ElectroCat is dedicated to finding new ways to replace rare and costly platinum group metals in fuel cell cathodes with more accessible and inexpensive substitutes – such as materials based on the earth-abundant metals iron and cobalt.
The heart of the automotive fuel-cell power system is the fuel cell stack, which is where the platinum is used. About half of the total cost of a typical automotive fuel cell stack comes directly from the cost of the platinum metal in the electrode catalysts. “Platinum is a precious metal, which means that it is both expensive and difficult to get,” says Piotr Zelenay, a Los Alamos National Laboratory fellow and lead scientist on the Los Alamos component of the consortium.
“In order to make hydrogen fuel cell cars an affordable reality, we need to find a way to either significantly reduce the amount of platinum needed or completely replace platinum with less expensive materials,” adds Debbie Myers, an Argonne senior chemist who will serve as the Argonne lead in the consortium.
“The challenge for us and for the industry is to develop new catalysts that meet targets for activity, durability, cost and ease of integration into membrane electrode assemblies,” adds Zelenay. “Thankfully, the national laboratory system includes the people who have the skills to address these issues.”
The partnership between Argonne and Los Alamos that forms the core of ElectroCat involves the study, creation and implementation of possible alternatives to platinum-based electrodes.

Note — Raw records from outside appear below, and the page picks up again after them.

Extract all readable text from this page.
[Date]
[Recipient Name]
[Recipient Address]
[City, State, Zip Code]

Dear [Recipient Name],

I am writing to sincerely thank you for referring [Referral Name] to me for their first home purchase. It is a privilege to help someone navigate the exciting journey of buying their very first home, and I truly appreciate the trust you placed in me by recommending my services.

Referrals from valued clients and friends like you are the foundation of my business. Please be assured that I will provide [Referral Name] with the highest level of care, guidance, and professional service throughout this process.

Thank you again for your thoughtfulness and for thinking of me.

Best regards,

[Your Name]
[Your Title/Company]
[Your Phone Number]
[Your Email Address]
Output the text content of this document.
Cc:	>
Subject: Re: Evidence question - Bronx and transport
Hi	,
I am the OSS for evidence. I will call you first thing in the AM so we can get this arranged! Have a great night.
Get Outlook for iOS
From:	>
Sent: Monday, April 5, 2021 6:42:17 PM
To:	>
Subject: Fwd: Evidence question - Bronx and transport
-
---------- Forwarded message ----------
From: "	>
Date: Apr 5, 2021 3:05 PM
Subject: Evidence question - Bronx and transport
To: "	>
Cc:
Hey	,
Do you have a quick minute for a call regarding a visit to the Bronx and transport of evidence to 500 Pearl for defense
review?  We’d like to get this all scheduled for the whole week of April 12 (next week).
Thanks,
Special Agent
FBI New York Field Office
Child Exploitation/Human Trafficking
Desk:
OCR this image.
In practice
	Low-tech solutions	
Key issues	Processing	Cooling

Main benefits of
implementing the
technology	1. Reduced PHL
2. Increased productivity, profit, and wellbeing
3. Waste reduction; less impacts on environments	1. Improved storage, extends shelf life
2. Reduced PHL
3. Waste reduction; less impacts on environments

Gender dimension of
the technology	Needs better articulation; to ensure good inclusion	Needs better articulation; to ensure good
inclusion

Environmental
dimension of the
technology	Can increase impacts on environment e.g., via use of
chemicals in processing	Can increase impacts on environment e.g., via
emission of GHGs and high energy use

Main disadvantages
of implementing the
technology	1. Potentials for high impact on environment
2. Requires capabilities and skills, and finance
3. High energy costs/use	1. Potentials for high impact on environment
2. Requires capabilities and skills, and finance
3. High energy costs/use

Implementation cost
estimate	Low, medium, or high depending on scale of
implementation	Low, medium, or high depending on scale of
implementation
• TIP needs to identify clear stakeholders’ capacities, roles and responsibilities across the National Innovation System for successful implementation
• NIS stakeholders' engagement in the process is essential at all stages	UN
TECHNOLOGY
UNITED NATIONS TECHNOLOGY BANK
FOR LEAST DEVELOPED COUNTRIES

The development efforts are headed by Los Alamos and accelerated by the high-throughput, combinatorial, characterization and electrode performance modeling capabilities at Argonne, as well as by applying a high-performance supercomputer to model new catalyst structures at Los Alamos.
Once the potential replacement candidate materials are identified, scientists in the consortium can examine materials using a number of different methods, including X-ray imaging and spectroscopy techniques at Argonne. Argonne researchers can also investigate samples in a number of different environments that replicate how they would function in real-world scenarios.
By combining the expertise and capabilities at Argonne and Los Alamos, in partnership with the private sector and universities, researchers expect to accelerate the development and implementation of platinum-free catalysts in fuel cells.